Growth marketing : une question de fidélité

Le growth marketing ou marketing de croissance est une sous discipline du marketing digital. Le growth marketing vise à acquérir et à conserver des clients en examinant minutieusement chaque étape du processus d’achat. Différentes techniques de marketing peuvent être utilisées pour optimiser son growth marketing. Ces dernières années, les startups et les PME qui ont des besoins de croissance ne cessent d’accroître leur intérêt pour cette nouvelle approche digitale. Tout au long de cet article, nous nous intéresserons sur la stratégie du growth marketing et en quoi il consiste plus en détails.

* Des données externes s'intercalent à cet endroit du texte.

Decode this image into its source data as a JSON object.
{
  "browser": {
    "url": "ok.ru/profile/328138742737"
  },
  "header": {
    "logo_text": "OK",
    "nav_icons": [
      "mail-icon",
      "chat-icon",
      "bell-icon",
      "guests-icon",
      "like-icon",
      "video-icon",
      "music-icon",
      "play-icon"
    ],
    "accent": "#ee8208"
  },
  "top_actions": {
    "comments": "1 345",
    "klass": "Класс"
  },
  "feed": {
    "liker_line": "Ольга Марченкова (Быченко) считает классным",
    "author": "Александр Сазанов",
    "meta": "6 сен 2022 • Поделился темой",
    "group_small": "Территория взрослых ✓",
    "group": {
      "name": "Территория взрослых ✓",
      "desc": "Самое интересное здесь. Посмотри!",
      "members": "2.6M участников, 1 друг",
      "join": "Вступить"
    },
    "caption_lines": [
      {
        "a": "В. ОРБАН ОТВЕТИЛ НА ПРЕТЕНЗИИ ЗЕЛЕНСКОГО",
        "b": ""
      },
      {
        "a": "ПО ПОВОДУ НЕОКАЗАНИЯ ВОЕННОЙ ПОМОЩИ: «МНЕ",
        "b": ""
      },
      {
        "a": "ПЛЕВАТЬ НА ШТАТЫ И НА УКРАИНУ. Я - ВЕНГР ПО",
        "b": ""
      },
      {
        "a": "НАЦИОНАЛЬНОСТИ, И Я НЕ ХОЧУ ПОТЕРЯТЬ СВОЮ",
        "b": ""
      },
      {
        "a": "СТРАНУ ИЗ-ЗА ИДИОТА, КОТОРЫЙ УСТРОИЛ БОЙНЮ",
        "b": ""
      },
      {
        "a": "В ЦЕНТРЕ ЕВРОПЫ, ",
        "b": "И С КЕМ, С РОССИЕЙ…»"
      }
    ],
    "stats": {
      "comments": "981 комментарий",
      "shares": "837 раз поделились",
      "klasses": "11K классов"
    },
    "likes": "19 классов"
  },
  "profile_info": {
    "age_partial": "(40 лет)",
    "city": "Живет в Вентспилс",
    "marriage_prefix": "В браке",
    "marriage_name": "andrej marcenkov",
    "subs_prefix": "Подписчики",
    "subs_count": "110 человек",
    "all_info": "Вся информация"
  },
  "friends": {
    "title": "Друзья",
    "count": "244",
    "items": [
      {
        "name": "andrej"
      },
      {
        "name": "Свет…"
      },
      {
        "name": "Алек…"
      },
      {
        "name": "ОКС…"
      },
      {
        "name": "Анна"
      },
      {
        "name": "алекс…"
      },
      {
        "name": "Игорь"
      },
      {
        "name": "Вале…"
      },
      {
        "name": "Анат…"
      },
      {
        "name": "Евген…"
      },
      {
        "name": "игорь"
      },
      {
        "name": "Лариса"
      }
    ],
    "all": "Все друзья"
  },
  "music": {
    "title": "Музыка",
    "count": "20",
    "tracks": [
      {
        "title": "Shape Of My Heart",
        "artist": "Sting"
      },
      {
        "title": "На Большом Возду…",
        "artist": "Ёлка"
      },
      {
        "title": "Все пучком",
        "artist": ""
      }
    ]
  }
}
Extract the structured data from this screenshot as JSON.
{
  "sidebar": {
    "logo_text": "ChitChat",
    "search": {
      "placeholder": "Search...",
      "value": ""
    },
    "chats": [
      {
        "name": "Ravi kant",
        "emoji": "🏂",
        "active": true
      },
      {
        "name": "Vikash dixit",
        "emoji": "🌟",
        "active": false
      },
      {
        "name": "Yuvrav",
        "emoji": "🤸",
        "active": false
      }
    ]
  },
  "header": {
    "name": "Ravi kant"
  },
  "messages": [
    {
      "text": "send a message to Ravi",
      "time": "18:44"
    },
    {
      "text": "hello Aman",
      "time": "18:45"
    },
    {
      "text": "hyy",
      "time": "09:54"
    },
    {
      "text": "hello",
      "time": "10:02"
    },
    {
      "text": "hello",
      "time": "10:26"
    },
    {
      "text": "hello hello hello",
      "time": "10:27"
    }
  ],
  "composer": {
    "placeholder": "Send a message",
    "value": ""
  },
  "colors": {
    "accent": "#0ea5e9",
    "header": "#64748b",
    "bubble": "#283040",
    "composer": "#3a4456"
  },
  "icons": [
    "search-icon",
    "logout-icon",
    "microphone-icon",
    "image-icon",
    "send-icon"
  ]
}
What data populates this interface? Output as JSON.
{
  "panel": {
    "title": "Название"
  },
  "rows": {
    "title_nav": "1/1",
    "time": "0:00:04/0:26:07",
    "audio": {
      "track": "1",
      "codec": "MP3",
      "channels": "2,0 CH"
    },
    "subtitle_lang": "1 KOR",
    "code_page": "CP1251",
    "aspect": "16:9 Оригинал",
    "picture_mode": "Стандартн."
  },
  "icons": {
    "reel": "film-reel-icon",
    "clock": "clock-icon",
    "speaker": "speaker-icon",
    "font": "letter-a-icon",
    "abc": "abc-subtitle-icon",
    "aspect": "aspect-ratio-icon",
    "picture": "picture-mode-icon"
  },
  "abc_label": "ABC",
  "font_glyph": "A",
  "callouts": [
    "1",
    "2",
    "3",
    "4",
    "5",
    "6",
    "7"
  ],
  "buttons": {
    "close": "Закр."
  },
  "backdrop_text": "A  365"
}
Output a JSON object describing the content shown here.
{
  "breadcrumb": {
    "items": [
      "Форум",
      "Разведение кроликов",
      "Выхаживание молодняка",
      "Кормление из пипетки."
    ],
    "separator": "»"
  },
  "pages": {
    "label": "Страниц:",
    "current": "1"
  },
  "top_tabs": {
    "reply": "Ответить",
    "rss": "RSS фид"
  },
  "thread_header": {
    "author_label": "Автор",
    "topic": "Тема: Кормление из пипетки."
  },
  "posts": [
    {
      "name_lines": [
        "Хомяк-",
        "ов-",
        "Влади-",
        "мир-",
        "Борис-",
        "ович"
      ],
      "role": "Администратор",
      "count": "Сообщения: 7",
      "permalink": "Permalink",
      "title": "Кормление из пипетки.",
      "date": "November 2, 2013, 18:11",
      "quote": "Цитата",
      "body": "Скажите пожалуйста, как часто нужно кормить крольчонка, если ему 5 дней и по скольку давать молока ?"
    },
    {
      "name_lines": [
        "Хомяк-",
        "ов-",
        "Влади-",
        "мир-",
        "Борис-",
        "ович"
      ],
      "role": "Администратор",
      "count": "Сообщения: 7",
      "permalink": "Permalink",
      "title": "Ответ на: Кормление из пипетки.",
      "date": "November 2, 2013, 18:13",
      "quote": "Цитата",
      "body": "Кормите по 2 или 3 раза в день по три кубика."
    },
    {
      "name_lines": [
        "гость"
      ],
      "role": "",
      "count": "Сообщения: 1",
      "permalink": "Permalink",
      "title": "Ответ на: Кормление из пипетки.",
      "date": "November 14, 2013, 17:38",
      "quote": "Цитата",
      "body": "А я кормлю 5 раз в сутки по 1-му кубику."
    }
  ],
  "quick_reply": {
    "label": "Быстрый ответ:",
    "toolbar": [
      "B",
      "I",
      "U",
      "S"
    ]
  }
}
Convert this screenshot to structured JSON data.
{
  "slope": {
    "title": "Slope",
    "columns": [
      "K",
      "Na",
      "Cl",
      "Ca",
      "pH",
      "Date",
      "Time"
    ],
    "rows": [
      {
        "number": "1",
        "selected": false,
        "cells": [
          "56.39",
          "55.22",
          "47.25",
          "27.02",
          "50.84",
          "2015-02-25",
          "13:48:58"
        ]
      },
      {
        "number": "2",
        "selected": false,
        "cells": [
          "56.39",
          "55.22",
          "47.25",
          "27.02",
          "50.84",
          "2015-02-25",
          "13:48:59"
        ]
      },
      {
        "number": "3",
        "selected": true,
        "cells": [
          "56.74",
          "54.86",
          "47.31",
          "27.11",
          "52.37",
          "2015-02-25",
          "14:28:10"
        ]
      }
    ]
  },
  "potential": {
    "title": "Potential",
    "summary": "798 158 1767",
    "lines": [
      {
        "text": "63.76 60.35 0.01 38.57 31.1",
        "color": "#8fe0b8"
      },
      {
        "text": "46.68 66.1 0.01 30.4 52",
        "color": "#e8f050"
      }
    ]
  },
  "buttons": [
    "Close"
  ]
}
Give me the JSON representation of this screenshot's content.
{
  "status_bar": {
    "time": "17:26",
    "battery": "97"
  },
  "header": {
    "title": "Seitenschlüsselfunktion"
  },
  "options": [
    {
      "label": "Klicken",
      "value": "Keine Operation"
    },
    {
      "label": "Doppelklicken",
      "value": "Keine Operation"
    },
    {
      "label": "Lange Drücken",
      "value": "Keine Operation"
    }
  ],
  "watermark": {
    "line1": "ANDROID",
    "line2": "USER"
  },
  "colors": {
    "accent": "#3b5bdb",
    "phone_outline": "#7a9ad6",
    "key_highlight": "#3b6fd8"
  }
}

La stratégie du growth marketing

Attirer des clients potentiels, les convertir en Leads, leur vendre le produit et surtout les fidéliser. C’est là les quatre étapes principales de stratégie du growth marketing. Cependant, plusieurs techniques sont utilisées afin d’atteindre les objectifs voulus :

  • le content marketing ;

  • la lead generation ;

  • l’e-mail marketing ;

  • le Smarketing ;

  • les campagnes publicitaires ;

  • les tests A/B ;

  • l’optimisation continue.

Faire connaître ses produits / services

Dans un premier temps, il sera question de diffuser du contenu sur le site web de l’entreprise, sur le blog, sur les réseaux sociaux ou plus précisément sur les réseaux d’acquisitions les plus pertinents pour cibler les clients. De ce fait, les efforts fournis seront axés sur un public bien déterminé et le retour sur investissement sera optimisé.

La lead generation ou génération des contacts

Le but est de collecter des renseignements que le prospect aura fourni au moment de son inscription. Du contenu premium sera offert et parviendra au contact sur son adresse électronique préalablement fournie et c’est là qu’une communication personnalisée s’installe et le prospect est engagé ! Cette pratique permet d’améliorer la stratégie marketing et commerciale.

La vente

La vente fait intervenir une technique de marketing qui est souvent délaissée de la part des marketeurs mais qui est primordiale pour espérer atteindre les objectifs commerciaux que s’était fixée l’entreprise à savoir générer plus de vente, c’est le Smarketing ou sales marketing.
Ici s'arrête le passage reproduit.